Старуха отерла концом передника пот со лба и разразилась жалобами, обращаясь к небу и обвиняя бога в несправедливости за то, что его созданиям приходится так тяжело. Ее муж держал кабачок в Сен-Клу, на берегу реки, а она ежедневно ходила по Елисейским полям со своей трещоткой, выкликая: «Утех, кому утех, сударыни!» И все-таки они не могли прокормить себя на старости лет своими трудами.

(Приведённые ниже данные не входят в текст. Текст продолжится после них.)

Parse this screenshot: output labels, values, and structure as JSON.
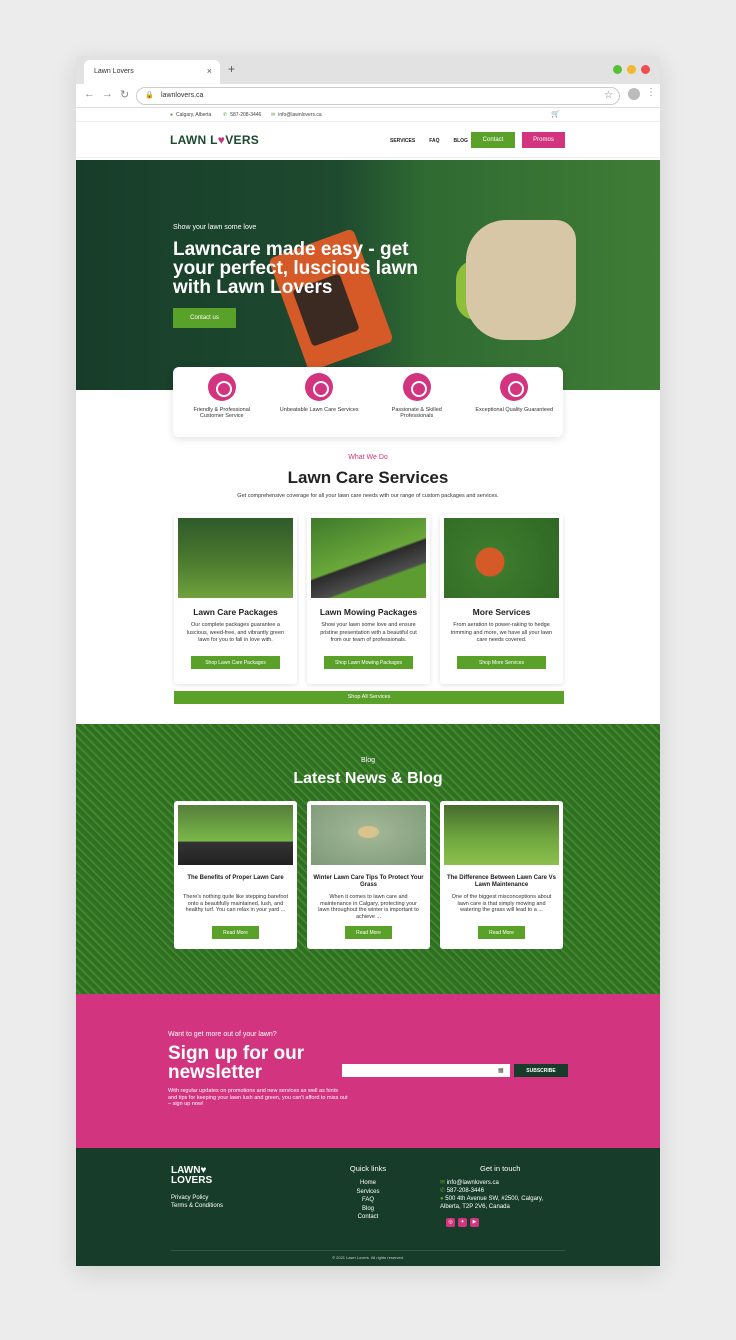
{
  "browser": {
    "tab_title": "Lawn Lovers",
    "tab_close": "×",
    "new_tab": "+",
    "url": "lawnlovers.ca"
  },
  "topbar": {
    "location": "Calgary, Alberta",
    "phone": "587-208-3446",
    "email": "info@lawnlovers.ca"
  },
  "header": {
    "logo_left": "LAWN L",
    "logo_heart": "♥",
    "logo_right": "VERS",
    "nav": [
      "SERVICES",
      "FAQ",
      "BLOG"
    ],
    "contact_label": "Contact",
    "promos_label": "Promos"
  },
  "hero": {
    "subtitle": "Show your lawn some love",
    "title": "Lawncare made easy - get your perfect, luscious lawn with Lawn Lovers",
    "button": "Contact us"
  },
  "features": [
    "Friendly & Professional Customer Service",
    "Unbeatable Lawn Care Services",
    "Passionate & Skilled Professionals",
    "Exceptional Quality Guaranteed"
  ],
  "services": {
    "kicker": "What We Do",
    "title": "Lawn Care Services",
    "subtitle": "Get comprehensive coverage for all your lawn care needs with our range of custom packages and services.",
    "cards": [
      {
        "title": "Lawn Care Packages",
        "desc": "Our complete packages guarantee a luscious, weed-free, and vibrantly green lawn for you to fall in love with.",
        "button": "Shop Lawn Care Packages"
      },
      {
        "title": "Lawn Mowing Packages",
        "desc": "Show your lawn some love and ensure pristine presentation with a beautiful cut from our team of professionals.",
        "button": "Shop Lawn Mowing Packages"
      },
      {
        "title": "More Services",
        "desc": "From aeration to power-raking to hedge trimming and more, we have all your lawn care needs covered.",
        "button": "Shop More Services"
      }
    ],
    "shop_all": "Shop All Services"
  },
  "blog": {
    "kicker": "Blog",
    "title": "Latest News & Blog",
    "posts": [
      {
        "title": "The Benefits of Proper Lawn Care",
        "desc": "There's nothing quite like stepping barefoot onto a beautifully maintained, lush, and healthy turf. You can relax in your yard ...",
        "button": "Read More"
      },
      {
        "title": "Winter Lawn Care Tips To Protect Your Grass",
        "desc": "When it comes to lawn care and maintenance in Calgary, protecting your lawn throughout the winter is important to achieve ...",
        "button": "Read More"
      },
      {
        "title": "The Difference Between Lawn Care Vs Lawn Maintenance",
        "desc": "One of the biggest misconceptions about lawn care is that simply mowing and watering the grass will lead to a ...",
        "button": "Read More"
      }
    ]
  },
  "newsletter": {
    "kicker": "Want to get more out of your lawn?",
    "title": "Sign up for our newsletter",
    "desc": "With regular updates on promotions and new services as well as hints and tips for keeping your lawn lush and green, you can't afford to miss out – sign up now!",
    "placeholder": "",
    "button": "SUBSCRIBE"
  },
  "footer": {
    "logo_line1": "LAWN♥",
    "logo_line2": "LOVERS",
    "left_links": [
      "Privacy Policy",
      "Terms & Conditions"
    ],
    "quick_title": "Quick links",
    "quick_links": [
      "Home",
      "Services",
      "FAQ",
      "Blog",
      "Contact"
    ],
    "touch_title": "Get in touch",
    "email": "info@lawnlovers.ca",
    "phone": "587-208-3446",
    "address": "500 4th Avenue SW, #2500, Calgary, Alberta, T2P 2V6, Canada",
    "copyright": "© 2021 Lawn Lovers. All rights reserved."
  },
  "colors": {
    "green": "#5aa12a",
    "pink": "#d3347f",
    "dark_green": "#173d2a"
  }
}
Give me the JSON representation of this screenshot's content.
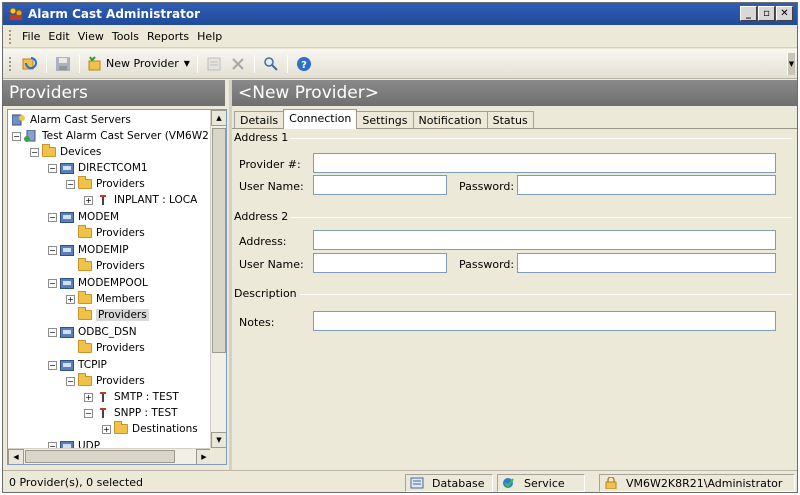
{
  "window": {
    "title": "Alarm Cast Administrator"
  },
  "menu": [
    "File",
    "Edit",
    "View",
    "Tools",
    "Reports",
    "Help"
  ],
  "toolbar": {
    "new_provider_label": "New Provider"
  },
  "left_panel": {
    "header": "Providers"
  },
  "tree": {
    "root": "Alarm Cast Servers",
    "server": "Test Alarm Cast Server (VM6W2",
    "devices": "Devices",
    "directcom": "DIRECTCOM1",
    "providers": "Providers",
    "inplant": "INPLANT : LOCA",
    "modem": "MODEM",
    "modemip": "MODEMIP",
    "modempool": "MODEMPOOL",
    "members": "Members",
    "odbc": "ODBC_DSN",
    "tcpip": "TCPIP",
    "smtp": "SMTP : TEST",
    "snpp": "SNPP : TEST",
    "destinations": "Destinations",
    "udp": "UDP"
  },
  "right_panel": {
    "header": "<New Provider>"
  },
  "tabs": [
    "Details",
    "Connection",
    "Settings",
    "Notification",
    "Status"
  ],
  "form": {
    "address1": "Address 1",
    "provider_num_label": "Provider #:",
    "user_name_label": "User Name:",
    "password_label": "Password:",
    "address2": "Address 2",
    "address_label": "Address:",
    "user_name2_label": "User Name:",
    "password2_label": "Password:",
    "description": "Description",
    "notes_label": "Notes:",
    "provider_num_value": "",
    "user_name_value": "",
    "password_value": "",
    "address_value": "",
    "user_name2_value": "",
    "password2_value": "",
    "notes_value": ""
  },
  "status": {
    "selection": "0 Provider(s), 0 selected",
    "database": "Database",
    "service": "Service",
    "user": "VM6W2K8R21\\Administrator"
  }
}
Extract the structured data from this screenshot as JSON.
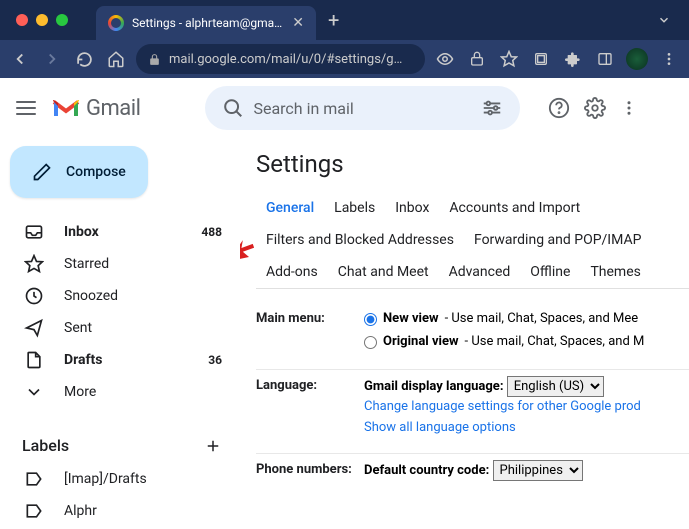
{
  "browser": {
    "tab_title": "Settings - alphrteam@gmail.c…",
    "url": "mail.google.com/mail/u/0/#settings/g…"
  },
  "header": {
    "app_name": "Gmail",
    "search_placeholder": "Search in mail"
  },
  "sidebar": {
    "compose": "Compose",
    "items": [
      {
        "label": "Inbox",
        "count": "488",
        "bold": true
      },
      {
        "label": "Starred"
      },
      {
        "label": "Snoozed"
      },
      {
        "label": "Sent"
      },
      {
        "label": "Drafts",
        "count": "36",
        "bold": true
      },
      {
        "label": "More"
      }
    ],
    "labels_header": "Labels",
    "labels": [
      {
        "label": "[Imap]/Drafts"
      },
      {
        "label": "Alphr"
      }
    ]
  },
  "settings": {
    "title": "Settings",
    "tabs": [
      "General",
      "Labels",
      "Inbox",
      "Accounts and Import",
      "Filters and Blocked Addresses",
      "Forwarding and POP/IMAP",
      "Add-ons",
      "Chat and Meet",
      "Advanced",
      "Offline",
      "Themes"
    ],
    "main_menu": {
      "label": "Main menu:",
      "new_view": "New view",
      "new_view_desc": " - Use mail, Chat, Spaces, and Mee",
      "original_view": "Original view",
      "original_view_desc": " - Use mail, Chat, Spaces, and M"
    },
    "language": {
      "label": "Language:",
      "display_label": "Gmail display language:",
      "selected": "English (US)",
      "change_link": "Change language settings for other Google prod",
      "show_all_link": "Show all language options"
    },
    "phone": {
      "label": "Phone numbers:",
      "default_label": "Default country code:",
      "selected": "Philippines"
    }
  }
}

Видя, что сосед по скамейке готов пожалеть ее, она принялась обстоятельно излагать причину своих несчастий. Виной всему была республика, которая, разорив богачей, вырвала у бедняков последний кусок хлеба изо рта. Нечего и надеяться на лучшее. Напротив, судя по многим признакам, дела пойдут все хуже и хуже. В Нантере женщина родила ребенка с головой гадюки; в Рюэйле молния ударила в церковь и расплавила крест на колокольне; в Шовильском лесу видели оборотня. Люди в масках отравляли источники и разбрасывали порошки, распространявшие заразу…

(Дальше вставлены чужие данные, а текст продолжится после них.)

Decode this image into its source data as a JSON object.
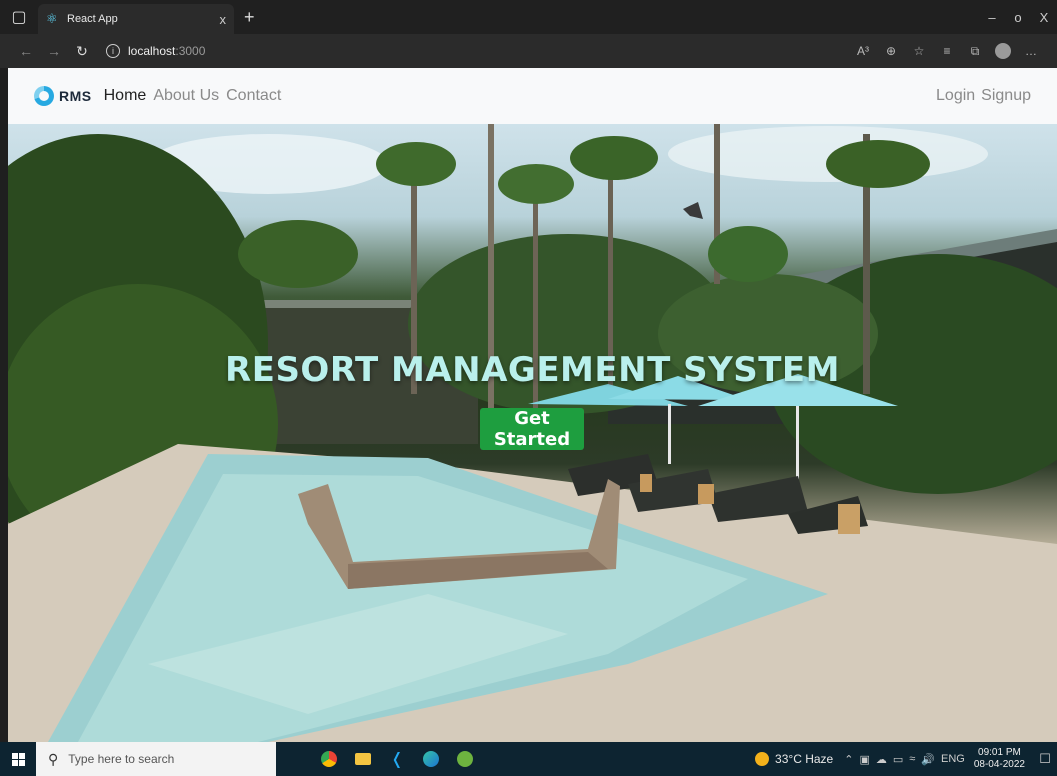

Эварист увидел Элоди, выходившую из коляски. Он кинулся ей навстречу. Глаза молодой женщины блестели в прозрачной тени соломенной шляпы; на губах, пунцовых, как гвоздики, которые она держала в руке, играла улыбка. Черный шелковый шарф, перекрещивавшийся на груди, сзади был завязан бантом. Желтое платье подчеркивало быстрые движения колен и открывало ноги в туфельках без каблуков. Бедра не были стянуты, так как революция освободила стан гражданок от корсета; однако юбка, вздувавшаяся еще на боках, скрадывала формы, преувеличивая их и скрывая под своею пышностью подлинные очертания фигуры.
Он хотел заговорить, но не находил слов и упрекал себя за смущение, не зная, что Элоди оно было приятнее самых любезных речей. От ее внимания также не ускользнуло – и она сочла это хорошим признаком, – что галстук у него был повязан тщательнее обыкновенного. Она протянула Эваристу руку.

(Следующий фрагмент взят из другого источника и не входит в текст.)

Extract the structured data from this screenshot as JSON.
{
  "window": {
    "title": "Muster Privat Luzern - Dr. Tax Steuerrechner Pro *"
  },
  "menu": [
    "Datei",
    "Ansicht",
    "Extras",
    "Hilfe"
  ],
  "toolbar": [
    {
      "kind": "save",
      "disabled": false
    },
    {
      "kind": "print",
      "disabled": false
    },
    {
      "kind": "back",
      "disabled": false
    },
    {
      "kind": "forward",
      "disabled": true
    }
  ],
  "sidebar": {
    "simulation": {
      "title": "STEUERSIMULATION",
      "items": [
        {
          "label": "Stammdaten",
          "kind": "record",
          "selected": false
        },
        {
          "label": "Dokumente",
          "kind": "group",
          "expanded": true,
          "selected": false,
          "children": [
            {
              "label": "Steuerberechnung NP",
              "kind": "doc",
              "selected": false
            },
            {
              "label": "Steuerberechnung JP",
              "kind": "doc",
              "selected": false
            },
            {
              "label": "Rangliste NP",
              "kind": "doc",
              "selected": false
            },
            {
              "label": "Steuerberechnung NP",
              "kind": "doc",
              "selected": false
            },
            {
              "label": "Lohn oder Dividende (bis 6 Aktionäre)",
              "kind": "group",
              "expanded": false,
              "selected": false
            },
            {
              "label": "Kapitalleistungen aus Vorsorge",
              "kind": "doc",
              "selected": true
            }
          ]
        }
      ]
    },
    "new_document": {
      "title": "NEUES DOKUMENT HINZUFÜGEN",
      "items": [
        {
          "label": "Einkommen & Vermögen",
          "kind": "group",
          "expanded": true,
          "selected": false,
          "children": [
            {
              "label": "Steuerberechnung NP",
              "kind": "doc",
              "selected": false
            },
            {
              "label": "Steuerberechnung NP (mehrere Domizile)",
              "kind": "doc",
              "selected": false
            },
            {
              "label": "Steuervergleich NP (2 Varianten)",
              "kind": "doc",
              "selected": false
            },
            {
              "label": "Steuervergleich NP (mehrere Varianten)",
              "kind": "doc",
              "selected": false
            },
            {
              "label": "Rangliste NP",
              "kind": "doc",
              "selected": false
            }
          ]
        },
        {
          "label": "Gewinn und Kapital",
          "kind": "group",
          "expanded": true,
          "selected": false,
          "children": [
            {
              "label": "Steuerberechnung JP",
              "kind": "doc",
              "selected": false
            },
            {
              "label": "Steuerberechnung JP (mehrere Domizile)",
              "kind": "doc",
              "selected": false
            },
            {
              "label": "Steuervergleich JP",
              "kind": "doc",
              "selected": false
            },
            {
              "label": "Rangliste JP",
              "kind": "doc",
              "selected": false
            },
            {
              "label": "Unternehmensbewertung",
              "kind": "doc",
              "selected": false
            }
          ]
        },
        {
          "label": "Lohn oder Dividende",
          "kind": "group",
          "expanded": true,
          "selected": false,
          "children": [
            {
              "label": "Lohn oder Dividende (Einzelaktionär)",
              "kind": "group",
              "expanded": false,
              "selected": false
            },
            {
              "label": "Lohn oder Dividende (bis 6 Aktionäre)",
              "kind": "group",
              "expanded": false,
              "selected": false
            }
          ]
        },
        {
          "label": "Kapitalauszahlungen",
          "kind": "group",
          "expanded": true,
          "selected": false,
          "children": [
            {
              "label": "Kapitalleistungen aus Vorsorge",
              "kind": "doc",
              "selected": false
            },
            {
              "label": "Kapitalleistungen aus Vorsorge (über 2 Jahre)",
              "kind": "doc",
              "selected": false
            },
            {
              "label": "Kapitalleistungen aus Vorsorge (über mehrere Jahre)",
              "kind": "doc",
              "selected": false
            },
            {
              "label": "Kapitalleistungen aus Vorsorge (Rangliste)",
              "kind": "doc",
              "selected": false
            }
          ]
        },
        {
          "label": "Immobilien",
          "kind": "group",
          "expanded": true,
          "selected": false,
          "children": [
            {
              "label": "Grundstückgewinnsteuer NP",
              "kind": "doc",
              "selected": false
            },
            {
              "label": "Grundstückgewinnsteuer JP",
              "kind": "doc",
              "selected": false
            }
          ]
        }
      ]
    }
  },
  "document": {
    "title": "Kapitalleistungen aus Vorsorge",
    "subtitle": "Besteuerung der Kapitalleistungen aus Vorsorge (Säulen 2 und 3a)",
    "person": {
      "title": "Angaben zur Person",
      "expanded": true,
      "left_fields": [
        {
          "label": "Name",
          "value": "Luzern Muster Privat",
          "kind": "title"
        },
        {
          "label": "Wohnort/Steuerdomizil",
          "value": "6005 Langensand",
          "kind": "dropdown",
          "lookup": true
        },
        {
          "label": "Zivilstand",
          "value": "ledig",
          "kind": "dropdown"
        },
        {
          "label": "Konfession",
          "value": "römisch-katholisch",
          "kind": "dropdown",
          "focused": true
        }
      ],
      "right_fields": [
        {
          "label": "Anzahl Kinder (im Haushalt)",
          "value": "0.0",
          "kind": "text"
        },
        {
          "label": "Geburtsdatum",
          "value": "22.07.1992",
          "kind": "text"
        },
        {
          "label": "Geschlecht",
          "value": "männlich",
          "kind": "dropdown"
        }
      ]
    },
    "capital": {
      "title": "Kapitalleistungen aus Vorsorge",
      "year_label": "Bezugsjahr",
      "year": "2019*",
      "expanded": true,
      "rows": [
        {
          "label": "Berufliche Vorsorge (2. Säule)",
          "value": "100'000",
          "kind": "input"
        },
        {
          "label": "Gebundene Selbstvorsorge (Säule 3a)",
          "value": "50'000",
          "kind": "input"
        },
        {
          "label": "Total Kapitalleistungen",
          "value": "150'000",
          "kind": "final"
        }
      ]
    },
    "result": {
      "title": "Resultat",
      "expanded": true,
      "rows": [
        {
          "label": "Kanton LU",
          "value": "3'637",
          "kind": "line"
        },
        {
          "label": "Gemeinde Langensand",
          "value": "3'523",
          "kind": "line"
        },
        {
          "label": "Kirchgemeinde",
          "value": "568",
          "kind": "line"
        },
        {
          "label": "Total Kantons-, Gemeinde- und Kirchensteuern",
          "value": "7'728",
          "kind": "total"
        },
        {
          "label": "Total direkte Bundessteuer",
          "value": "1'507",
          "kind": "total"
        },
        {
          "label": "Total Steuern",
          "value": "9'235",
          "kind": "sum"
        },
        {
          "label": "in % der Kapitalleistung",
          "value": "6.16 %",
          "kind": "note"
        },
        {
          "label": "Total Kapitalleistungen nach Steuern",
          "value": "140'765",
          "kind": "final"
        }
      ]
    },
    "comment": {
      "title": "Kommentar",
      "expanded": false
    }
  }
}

– Я хотела повидать вас, – сказала она, – побеседовать с вами. На ваше письмо я не ответила: оно мне не понравилось; я не узнала в нем вас. Будь оно естественнее, оно было бы любезнее. Я умалила бы достоинства вашего характера и вашего ума, если бы в самом деле поверила, что вы не желаете больше приходить на улицу Оноре только потому, что слегка повздорили о политике с человеком, гораздо старше вас. Будьте покойны, вам нечего опасаться дурного приема со стороны отца, когда вы снова явитесь к нам. Вы не знаете его: он не помнит ни того, что сам сказал, ни того, что вы ответили. Я вовсе не утверждаю, что между вами обоими существует большая симпатия, но он не злопамятен. Говорю вам откровенно: он не слишком интересуется ни вами… ни мной… Он поглощен своими делами и развлечениями.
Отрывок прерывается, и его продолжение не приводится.